Causal Modelagem de Linguagem (CLM) is a type of processamento de linguagem natural (NLP) task where the objective is to predict the next word in a sequence given all the preceding words. This approach is foundational in training models like OpenAI’s GPT series and other autoregressive models.
Em uma estrutura de CLM, o modelo é treinado em um grande corpus of text, learning to understand the structure, context, and semantics of language. During training, the model processes sequences of words and learns to associate each word with the words that come before it. The goal is to maximize the likelihood of the next word in a sentence given the previous context, effectively allowing the model to generate coherent and contextually relevant text.
Tecnicamente, a CLM depende de redes neurais, particularly transformer architectures, which enable the model to capture long-range dependencies in the text.
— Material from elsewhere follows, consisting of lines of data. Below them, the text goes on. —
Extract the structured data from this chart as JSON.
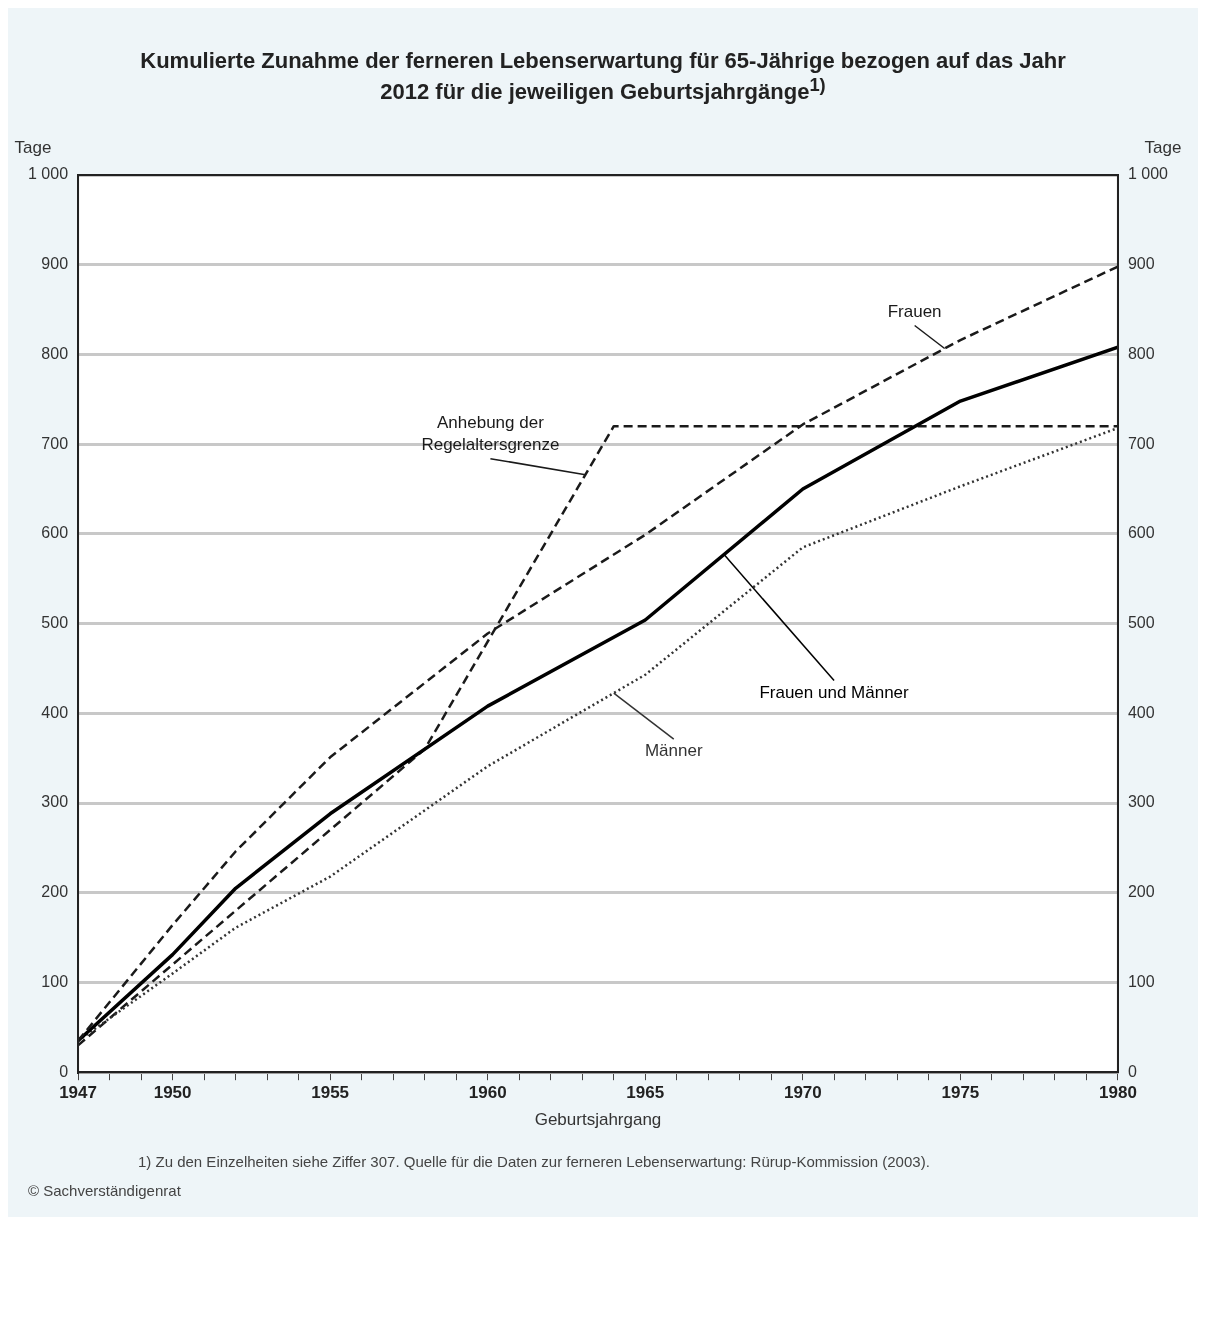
{
  "chart_data": {
    "type": "line",
    "title": "Kumulierte Zunahme der ferneren Lebenserwartung für 65-Jährige bezogen auf das Jahr 2012 für die jeweiligen Geburtsjahrgänge$^{1)}$",
    "xlabel": "Geburtsjahrgang",
    "ylabel": "Tage",
    "y2label": "Tage",
    "xlim": [
      1947,
      1980
    ],
    "xticks": [
      1947,
      {
        "value": 1948,
        "label": null
      },
      {
        "value": 1949,
        "label": null
      },
      1950,
      {
        "value": 1951,
        "label": null
      },
      {
        "value": 1952,
        "label": null
      },
      {
        "value": 1953,
        "label": null
      },
      {
        "value": 1954,
        "label": null
      },
      1955,
      {
        "value": 1956,
        "label": null
      },
      {
        "value": 1957,
        "label": null
      },
      {
        "value": 1958,
        "label": null
      },
      {
        "value": 1959,
        "label": null
      },
      1960,
      {
        "value": 1961,
        "label": null
      },
      {
        "value": 1962,
        "label": null
      },
      {
        "value": 1963,
        "label": null
      },
      {
        "value": 1964,
        "label": null
      },
      1965,
      {
        "value": 1966,
        "label": null
      },
      {
        "value": 1967,
        "label": null
      },
      {
        "value": 1968,
        "label": null
      },
      {
        "value": 1969,
        "label": null
      },
      1970,
      {
        "value": 1971,
        "label": null
      },
      {
        "value": 1972,
        "label": null
      },
      {
        "value": 1973,
        "label": null
      },
      {
        "value": 1974,
        "label": null
      },
      1975,
      {
        "value": 1976,
        "label": null
      },
      {
        "value": 1977,
        "label": null
      },
      {
        "value": 1978,
        "label": null
      },
      {
        "value": 1979,
        "label": null
      },
      1980
    ],
    "ylim": [
      0,
      1000
    ],
    "yticks": [
      0,
      100,
      200,
      300,
      400,
      500,
      600,
      700,
      800,
      900,
      {
        "value": 1000,
        "label": "1 000"
      }
    ],
    "y2lim": [
      0,
      1000
    ],
    "y2ticks": [
      0,
      100,
      200,
      300,
      400,
      500,
      600,
      700,
      800,
      900,
      {
        "value": 1000,
        "label": "1 000"
      }
    ],
    "grid": "y",
    "marker": "none",
    "series": [
      {
        "name": "Frauen",
        "color": "#1a1a1a",
        "line_style": "dashed",
        "x": [
          1947,
          1950,
          1952,
          1955,
          1960,
          1965,
          1970,
          1975,
          1980
        ],
        "values": [
          35,
          164,
          246,
          351,
          489,
          599,
          722,
          816,
          898
        ]
      },
      {
        "name": "Frauen und Männer",
        "color": "#000000",
        "line_style": "solid",
        "x": [
          1947,
          1950,
          1952,
          1955,
          1960,
          1965,
          1970,
          1975,
          1980
        ],
        "values": [
          35,
          131,
          205,
          288,
          408,
          504,
          650,
          748,
          808
        ]
      },
      {
        "name": "Männer",
        "color": "#333333",
        "line_style": "dotted",
        "x": [
          1947,
          1950,
          1952,
          1955,
          1960,
          1965,
          1970,
          1975,
          1980
        ],
        "values": [
          35,
          110,
          161,
          218,
          341,
          443,
          585,
          653,
          718
        ]
      },
      {
        "name": "Anhebung der Regelaltersgrenze",
        "color": "#1a1a1a",
        "line_style": "dashed",
        "x": [
          1947,
          1958,
          1964,
          1980
        ],
        "values": [
          30,
          360,
          720,
          720
        ]
      }
    ],
    "annotations": [
      "1) Zu den Einzelheiten siehe Ziffer 307. Quelle für die Daten zur ferneren Lebenserwartung: Rürup-Kommission (2003).",
      "© Sachverständigenrat"
    ]
  }
}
Transformers use self-attention mechanisms that allow the model to weigh the importance of different words in the input context, improving its ability to generate contextually appropriate predictions.
Uma das principais características de modelos causais modelos de linguagem is that they are unidirectional; they can only access previous tokens (words) when predicting the next one. This characteristic differentiates them from bidirectional models, which consider both the preceding and succeeding tokens, like in BERT.
As aplicações da modelagem de linguagem causal incluem geração de texto, sistemas de diálogo, and any task that requires the generation of human-like text based on given prompts. The ability to generate text in a coherent and contextually aware manner makes CLM a powerful tool in various AI applications.